Risque de financement et de soutenabilité de la dette
La crise sanitaire a accéléré la dégradation des finances publiques en cours depuis plusieurs années. Le déficit budgétaire est passé de -6,6% en moyenne avant la pandémie à -8,5% du PIB en 2020, et la dette publique s’est élevée à près de 70% du PIB (vs. 49% en 2015). En outre, le profil de la dette s’est détérioré compte tenu de la part croissante des prêts commerciaux et de la baisse des emprunts concessionnels.
Le coût de la dette a par conséquent augmenté. La charge d’intérêts représente désormais plus de 20% des revenus budgétaires et son service absorbe 50% des revenus (vs. 38% en 2015). Ces ratios indiquent une détérioration inquiétante de la soutenabilité de la dette publique. Par ailleurs, près de 40% de la dette publique est libellée en devises. Le fardeau de la dette devrait donc encore s'alourdir compte tenu de la dépréciation du shilling (-6% contre le dollar depuis le début de l’année).

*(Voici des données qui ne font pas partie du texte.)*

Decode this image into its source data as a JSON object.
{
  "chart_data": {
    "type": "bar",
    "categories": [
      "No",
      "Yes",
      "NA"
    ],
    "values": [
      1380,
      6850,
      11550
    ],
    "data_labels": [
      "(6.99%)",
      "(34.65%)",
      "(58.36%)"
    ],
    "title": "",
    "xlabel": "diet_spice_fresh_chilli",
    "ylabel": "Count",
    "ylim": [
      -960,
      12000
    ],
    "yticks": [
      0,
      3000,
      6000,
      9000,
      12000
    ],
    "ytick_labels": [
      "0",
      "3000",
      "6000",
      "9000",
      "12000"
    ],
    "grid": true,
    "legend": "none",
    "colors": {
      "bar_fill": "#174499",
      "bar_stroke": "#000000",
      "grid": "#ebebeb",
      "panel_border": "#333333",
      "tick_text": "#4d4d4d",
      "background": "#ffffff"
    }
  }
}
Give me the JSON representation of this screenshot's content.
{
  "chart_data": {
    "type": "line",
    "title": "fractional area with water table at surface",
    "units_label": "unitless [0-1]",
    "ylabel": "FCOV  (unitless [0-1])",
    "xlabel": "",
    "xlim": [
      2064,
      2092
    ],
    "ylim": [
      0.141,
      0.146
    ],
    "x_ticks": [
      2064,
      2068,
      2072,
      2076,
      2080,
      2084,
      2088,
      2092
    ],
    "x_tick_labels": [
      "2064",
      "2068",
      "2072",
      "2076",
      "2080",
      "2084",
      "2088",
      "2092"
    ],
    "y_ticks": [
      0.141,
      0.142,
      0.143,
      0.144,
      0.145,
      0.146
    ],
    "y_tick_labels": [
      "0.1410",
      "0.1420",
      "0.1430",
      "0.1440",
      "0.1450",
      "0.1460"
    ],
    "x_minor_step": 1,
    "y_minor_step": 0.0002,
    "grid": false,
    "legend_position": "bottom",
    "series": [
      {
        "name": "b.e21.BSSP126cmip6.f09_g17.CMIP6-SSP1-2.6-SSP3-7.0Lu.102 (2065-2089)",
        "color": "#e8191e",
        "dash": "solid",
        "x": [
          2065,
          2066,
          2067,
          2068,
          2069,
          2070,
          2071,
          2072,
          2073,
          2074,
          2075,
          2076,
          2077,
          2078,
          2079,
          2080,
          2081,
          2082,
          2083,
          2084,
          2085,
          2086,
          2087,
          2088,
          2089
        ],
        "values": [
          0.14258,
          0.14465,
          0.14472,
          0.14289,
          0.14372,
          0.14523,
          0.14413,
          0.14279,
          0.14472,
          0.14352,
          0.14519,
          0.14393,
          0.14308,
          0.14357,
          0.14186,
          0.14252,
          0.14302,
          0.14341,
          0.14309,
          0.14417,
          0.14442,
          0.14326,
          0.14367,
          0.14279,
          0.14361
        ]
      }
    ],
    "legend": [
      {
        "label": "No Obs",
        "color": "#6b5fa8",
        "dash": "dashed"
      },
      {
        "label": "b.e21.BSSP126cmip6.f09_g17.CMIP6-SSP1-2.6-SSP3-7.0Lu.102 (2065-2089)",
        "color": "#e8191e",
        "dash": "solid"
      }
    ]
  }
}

Face à cela, le gouvernement a engagé des efforts et la bonne exécution du budget 2021/22 s’est avérée encourageante. Le risque de défaut est modéré à court terme grâce au soutien des créanciers multilatéraux. Mais la liquidité et la solvabilité extérieures restent très fragiles.
Les capacités de financement du pays sont aujourd’hui très contraintes. Sur le marché domestique, l’émission d’obligations du Trésor n’atteint pas les objectifs escomptés depuis le début de l’année budgétaire 2022/23. La CBK a, en effet, refusé certaines offres, dont les taux demandés étaient supérieurs à ceux attendus. Par ailleurs, le Kenya a dû renoncer au financement par le marché obligataire international au S1 2022 compte tenu des conditions de marché. Les spreads ont dépassé le seuil de 1000 pb au premier semestre. Même s’ils ont reflué depuis, ils restent largement supérieurs aux niveaux enregistrés sur les cinq dernières années.
Actuellement, le pays se finance quasi exclusivement grâce au soutien des créanciers multilatéraux. Celui du FMI, qui s’étalonne jusqu’en 2023, a permis au Kenya de couvrir ses besoins de financement et de faire face au paiement des intérêts sur sa dette. Le pays a dernièrement bénéficié d’un décaissement de USD 235,6 millions, ce qui porte les crédits du FMI à USD 1,21 mds, sur un total de USD 2,34 mds prévu par l’accord. Le niveau de liquidité extérieure reste néanmoins faible, équivalant à 4,2 mois d’importations.
La poursuite rigoureuse de la consolidation budgétaire sera cruciale pour préserver le soutien des créanciers multilatéraux, et notamment celui du FMI. Pourtant, les mesures ciblées par le programme de ce dernier, qui conditionnent le décaissement des prochaines tranches de financement, sont extrêmement contraignantes. Les objectifs prévoient de diviser par deux le déficit d’ici 2024 (USD 4,4 mds contre USD 6,8 mds en 2021). La réduction envisagée des dépenses (-37% en valeur nominale sur la période 2021/24) risque d’être difficile compte tenu de l’environnement inflationniste actuel. Or un ajustement budgétaire incomplet pourraient mettre en péril les financements des créanciers officiels.